When you hear the word Christmas, what springs to mind? Presents, trees, time off work and a free pass to call a cheeseboard with a side of Quality Streets a balanced breakfast.
Of course, that’s the commercial side of the festive season. Christmas also means family, religious celebration and an opportunity for reflection on another year past. In the quest for the perfect secret santa gift and the dread of sharing a Turkey with your tory-voting inlaws, we often forget to make time for ourselves in the run up to the holidays.
Having created a wooden haven in the middle of Leeds bustling train station, David Spearing’s ‘Christmas With Us’ is something of an anti-grotto – a chance to experience something more than a piece of plastic and a sit upon Santa’s knee. Don some headphones, sip a warm drink and listen to the stories of Christmas past from a collection of Leeds residents, ranging from the happy to the sad to the downright resilient.
“It can be a really problematic time of year – things don’t always work out in that picture-perfect way the way people plan out”
“It can be a really problematic time of year – things don’t always work out in that picture-perfect way the way people plan out” explains David. “Just like with the Weather Café and our ongoing Incredible Things project, this is our way of saying ‘it’s okay’. Everything we aim to do with these projects is to recognize that it’s okay to feel the way that you are feeling and more importantly, to give space to that feeling.”
Having talked to over fifty members of the Leeds community within Kirkgate Market and through the Heyday community group at West Yorkshire Playhouse, David and his team have collected a huge selection of anecdotes to listen to both within and outside the installation box. We hear from those facing their first Christmas without a loved one, those who can remember treasured frugal gifts of blackboards and mars bars and those who choose not to celebrate at all.
Despite the peace and warmth of the comforting pine scented air, it's a highly emotional and humbling experience. A woman sat beside me is wiping quiet tears from her smiling eyes as she watches the home video projections on the wall, and a voice remarkably similar to that of my beloved, belated grandmother, fills me with a feeling of comfort that I didn’t know I was missing. As our host Tase discreetly serves winter-spiced tea and stollen, I find myself fighting a very specific urge to call everybody I love that I’m thinking of them, and perhaps more importantly, to quit worrying about the superficial – I’m headed towards a Christmas spent with my loved ones, and what else matters besides that?
“Being in the train station has really facilitated that as something of an intervention – this big box that people have to question and which disrupts their natural process of their day,” says David
“It’s not just about giving things for free, it’s an offer of time as a currency – how long do we have to spend in order to think about ourselves and others? Some people stay five minutes, others well over an hour.

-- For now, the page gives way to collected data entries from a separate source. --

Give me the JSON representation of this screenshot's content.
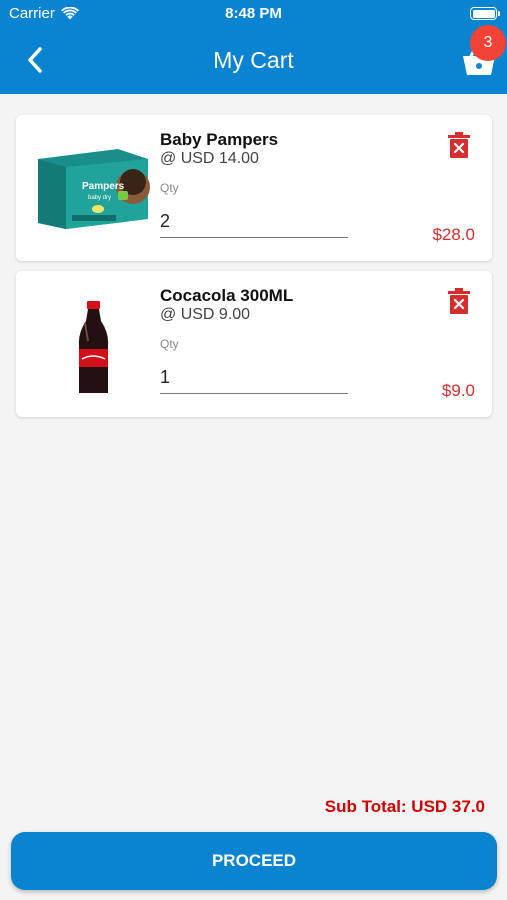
{
  "status_bar": {
    "carrier": "Carrier",
    "time": "8:48 PM"
  },
  "header": {
    "title": "My Cart",
    "back_icon": "chevron-left-icon",
    "cart_icon": "basket-icon",
    "cart_count": "3"
  },
  "items": [
    {
      "name": "Baby Pampers",
      "unit_price": "@ USD 14.00",
      "qty_label": "Qty",
      "qty": "2",
      "line_total": "$28.0"
    },
    {
      "name": "Cocacola 300ML",
      "unit_price": "@ USD 9.00",
      "qty_label": "Qty",
      "qty": "1",
      "line_total": "$9.0"
    }
  ],
  "footer": {
    "subtotal": "Sub Total: USD 37.0",
    "proceed_label": "PROCEED"
  },
  "colors": {
    "primary": "#0a83d1",
    "danger": "#d32f2f",
    "badge": "#f44336"
  }
}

I think it would have been easy to deck it out in tinsel and fairly lights but it’s meant to be humble – it’s essentially our way of showing that it’s the inside that counts and that it’s got that theatricality of having to step inside into another world.”
A structure of calm in the heart of the hectic city centre, Christmas With Us allows the stress of commercialization to melt away, if only for a short time. While the installations days are counting down, its lesson remains clear – don’t sweat the small stuff, and focus on presence over presents. A Very Merry Christmas indeed.